28 de ago. de 2019

Prosa Vultur: Mortessência

Naquele tempo descobriram algo significante sobre a morte, que ela não era tão fácil de acontecer, pois em cada ser humano acomete três mortes, a do corpo, a da alma e a do espírito...
Logo passou-se a se aplicar a morte transcendente, clínicas se especializaram em conduzir uma morte humana para o corpo e na seqüência uma morte fina para a alma.
O que acontecia era primeiro se matar a alma e depois o corpo.
Já a morte do espírito era mais difícil, aquela centelha fugia ao processo, e as clínicas de morte humana se encarregavam de evitar sua volta ao ciclo de encarnação, forçando o espírito a ir de encontro com seu único fim possível, a consumação no nada além, a cessação de suas volições, aquilo que os budistas chamam de Nirvana, assim deixando de ser.
O processo nas clínicas se iniciava quando então um indivíduo decidia deixar de viver ou era imputado pena social de exclusão, por algum desvio de conduta ou sua não necessidade do circuito social em que nascera.
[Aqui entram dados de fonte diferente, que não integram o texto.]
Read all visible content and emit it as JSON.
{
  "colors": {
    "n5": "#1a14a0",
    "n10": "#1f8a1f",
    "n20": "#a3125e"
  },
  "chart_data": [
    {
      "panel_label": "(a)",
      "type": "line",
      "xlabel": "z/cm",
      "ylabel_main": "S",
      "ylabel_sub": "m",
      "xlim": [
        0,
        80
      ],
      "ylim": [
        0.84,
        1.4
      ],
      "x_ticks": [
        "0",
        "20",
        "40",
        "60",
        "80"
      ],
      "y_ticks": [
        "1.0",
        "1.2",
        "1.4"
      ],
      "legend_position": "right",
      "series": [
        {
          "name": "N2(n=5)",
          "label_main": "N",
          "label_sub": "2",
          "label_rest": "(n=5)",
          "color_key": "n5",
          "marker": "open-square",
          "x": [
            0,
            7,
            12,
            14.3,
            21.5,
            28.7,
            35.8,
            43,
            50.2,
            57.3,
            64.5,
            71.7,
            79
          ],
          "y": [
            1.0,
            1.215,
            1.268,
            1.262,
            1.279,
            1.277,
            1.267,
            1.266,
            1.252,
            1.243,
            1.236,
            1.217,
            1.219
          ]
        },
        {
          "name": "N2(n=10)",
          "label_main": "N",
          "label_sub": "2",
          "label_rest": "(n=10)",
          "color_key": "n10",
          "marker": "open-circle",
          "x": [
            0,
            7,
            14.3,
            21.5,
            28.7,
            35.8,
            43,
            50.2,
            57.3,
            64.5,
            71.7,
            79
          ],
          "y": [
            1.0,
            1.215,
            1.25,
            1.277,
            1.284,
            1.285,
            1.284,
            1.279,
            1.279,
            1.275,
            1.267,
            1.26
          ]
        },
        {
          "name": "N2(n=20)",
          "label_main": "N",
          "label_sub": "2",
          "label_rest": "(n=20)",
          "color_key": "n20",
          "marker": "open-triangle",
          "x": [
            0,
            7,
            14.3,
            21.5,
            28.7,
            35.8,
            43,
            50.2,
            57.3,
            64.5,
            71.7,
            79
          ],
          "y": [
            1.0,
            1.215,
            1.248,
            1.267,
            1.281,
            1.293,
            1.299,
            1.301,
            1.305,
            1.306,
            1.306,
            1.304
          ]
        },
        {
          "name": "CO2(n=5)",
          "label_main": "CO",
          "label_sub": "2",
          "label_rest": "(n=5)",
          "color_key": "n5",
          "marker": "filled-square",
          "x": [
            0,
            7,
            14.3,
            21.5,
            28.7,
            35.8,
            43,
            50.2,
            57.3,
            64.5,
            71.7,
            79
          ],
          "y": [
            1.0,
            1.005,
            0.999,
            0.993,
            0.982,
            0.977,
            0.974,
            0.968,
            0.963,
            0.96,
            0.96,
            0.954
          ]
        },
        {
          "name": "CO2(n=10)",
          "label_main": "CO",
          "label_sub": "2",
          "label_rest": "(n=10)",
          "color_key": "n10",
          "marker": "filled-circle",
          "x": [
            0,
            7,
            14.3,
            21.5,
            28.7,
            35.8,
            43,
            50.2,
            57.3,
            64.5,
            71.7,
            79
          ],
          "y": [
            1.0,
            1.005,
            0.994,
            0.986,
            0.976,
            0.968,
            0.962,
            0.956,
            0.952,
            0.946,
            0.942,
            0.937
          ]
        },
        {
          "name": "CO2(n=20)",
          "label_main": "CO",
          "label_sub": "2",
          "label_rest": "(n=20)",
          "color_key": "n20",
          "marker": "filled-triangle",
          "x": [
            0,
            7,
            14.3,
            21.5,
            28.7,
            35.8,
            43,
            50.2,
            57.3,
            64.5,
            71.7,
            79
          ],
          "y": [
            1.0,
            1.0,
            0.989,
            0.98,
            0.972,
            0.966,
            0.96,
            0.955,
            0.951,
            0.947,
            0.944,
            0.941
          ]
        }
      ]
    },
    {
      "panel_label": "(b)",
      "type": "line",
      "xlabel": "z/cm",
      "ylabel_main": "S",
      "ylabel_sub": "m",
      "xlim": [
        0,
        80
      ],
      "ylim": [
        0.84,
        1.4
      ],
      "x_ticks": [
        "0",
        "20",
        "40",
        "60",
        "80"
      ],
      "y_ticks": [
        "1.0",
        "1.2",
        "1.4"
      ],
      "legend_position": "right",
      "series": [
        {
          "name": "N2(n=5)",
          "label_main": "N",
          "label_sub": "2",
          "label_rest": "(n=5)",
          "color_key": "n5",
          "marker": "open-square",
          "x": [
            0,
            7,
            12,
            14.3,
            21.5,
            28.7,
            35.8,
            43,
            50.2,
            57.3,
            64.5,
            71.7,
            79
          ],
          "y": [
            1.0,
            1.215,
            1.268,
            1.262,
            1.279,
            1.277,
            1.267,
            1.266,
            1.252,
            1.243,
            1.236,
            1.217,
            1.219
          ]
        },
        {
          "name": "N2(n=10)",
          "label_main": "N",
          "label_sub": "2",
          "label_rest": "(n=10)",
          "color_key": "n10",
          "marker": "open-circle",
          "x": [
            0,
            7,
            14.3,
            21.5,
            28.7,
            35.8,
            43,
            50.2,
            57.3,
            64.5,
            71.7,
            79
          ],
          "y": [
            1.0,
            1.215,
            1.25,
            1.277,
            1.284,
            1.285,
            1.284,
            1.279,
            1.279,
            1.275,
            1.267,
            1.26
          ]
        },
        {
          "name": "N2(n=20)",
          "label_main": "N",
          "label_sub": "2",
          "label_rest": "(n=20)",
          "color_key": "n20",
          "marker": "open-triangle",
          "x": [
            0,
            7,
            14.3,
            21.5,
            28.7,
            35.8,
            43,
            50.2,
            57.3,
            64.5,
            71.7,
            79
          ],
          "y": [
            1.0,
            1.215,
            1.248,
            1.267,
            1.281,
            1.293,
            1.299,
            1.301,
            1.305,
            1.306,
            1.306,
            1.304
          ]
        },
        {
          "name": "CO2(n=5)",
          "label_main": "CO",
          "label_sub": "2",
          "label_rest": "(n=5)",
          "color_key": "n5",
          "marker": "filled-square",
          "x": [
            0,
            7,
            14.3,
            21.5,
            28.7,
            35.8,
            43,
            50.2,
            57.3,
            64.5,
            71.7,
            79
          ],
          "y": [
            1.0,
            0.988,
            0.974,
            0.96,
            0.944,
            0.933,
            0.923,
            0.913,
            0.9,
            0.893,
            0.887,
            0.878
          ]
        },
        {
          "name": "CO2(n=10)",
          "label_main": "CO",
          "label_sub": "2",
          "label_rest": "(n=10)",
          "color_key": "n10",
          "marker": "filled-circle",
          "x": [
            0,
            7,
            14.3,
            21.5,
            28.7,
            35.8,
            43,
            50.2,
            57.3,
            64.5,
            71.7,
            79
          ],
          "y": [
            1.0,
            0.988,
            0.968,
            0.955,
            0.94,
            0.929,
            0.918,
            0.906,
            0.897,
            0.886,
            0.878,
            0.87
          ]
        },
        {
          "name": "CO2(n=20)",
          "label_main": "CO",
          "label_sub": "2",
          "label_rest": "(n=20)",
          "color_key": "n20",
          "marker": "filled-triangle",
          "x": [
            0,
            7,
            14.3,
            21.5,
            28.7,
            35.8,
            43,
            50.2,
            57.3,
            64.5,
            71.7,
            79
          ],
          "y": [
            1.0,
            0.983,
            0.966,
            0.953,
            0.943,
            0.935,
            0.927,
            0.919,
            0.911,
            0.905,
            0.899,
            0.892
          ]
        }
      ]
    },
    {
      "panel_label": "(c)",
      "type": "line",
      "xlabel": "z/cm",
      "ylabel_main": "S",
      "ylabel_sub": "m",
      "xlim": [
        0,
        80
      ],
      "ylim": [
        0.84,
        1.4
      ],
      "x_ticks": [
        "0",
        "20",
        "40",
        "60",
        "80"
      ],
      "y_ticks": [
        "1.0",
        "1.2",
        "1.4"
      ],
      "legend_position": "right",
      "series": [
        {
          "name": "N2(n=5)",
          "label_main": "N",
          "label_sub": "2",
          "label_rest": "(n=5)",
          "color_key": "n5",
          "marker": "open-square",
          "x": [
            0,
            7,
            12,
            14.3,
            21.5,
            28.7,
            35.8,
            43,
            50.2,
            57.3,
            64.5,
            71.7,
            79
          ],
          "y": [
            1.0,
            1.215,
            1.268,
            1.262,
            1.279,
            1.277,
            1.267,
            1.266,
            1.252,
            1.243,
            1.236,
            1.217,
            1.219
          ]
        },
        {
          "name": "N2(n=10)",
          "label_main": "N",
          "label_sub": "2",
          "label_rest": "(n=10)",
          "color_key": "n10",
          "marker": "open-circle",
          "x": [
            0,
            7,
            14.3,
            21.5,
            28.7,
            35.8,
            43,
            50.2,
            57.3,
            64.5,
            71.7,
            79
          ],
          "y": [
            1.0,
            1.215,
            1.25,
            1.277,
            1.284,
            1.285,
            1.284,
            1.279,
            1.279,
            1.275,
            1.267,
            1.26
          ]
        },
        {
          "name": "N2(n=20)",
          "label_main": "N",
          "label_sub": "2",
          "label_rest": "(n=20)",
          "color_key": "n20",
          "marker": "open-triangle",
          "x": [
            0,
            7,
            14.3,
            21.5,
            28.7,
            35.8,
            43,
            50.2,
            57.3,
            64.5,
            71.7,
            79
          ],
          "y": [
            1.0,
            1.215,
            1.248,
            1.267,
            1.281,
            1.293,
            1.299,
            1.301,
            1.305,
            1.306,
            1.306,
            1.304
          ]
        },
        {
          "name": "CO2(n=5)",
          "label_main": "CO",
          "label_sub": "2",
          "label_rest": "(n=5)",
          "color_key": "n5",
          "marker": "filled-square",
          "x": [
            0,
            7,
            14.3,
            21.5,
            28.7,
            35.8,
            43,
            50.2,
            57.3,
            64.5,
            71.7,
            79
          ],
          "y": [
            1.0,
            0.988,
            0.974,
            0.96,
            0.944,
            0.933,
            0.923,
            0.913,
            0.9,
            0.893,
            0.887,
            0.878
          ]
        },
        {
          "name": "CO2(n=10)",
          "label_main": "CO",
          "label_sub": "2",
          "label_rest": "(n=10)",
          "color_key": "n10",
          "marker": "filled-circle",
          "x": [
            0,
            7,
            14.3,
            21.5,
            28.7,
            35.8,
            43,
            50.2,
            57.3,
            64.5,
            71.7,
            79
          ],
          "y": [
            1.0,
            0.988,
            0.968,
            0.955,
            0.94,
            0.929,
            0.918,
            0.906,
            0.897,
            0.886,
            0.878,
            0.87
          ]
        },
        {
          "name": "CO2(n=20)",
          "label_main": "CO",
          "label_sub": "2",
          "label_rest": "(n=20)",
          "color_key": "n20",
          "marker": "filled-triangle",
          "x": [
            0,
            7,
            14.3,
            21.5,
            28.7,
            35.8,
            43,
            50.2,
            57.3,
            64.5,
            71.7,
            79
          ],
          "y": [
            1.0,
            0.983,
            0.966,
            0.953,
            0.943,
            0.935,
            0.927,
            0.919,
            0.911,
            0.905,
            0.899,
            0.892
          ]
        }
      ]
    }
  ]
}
Dessa forma ou da outra, o indivíduo era internado na clínica, para receber então o processo duo-trino de des-existência.
Primeiro erradicavam sua alma. Isso consistia em aplicar uma droga que fazia com que o indivíduo desvanecesse e nesse estado imputavam em seu cérebro correntes elétricas com programas de desestabilização somática-psíquica, fazendo cessar a atividade em certas partes do cérebro e do sistema nervoso, interrompendo o fluxo dos sentidos.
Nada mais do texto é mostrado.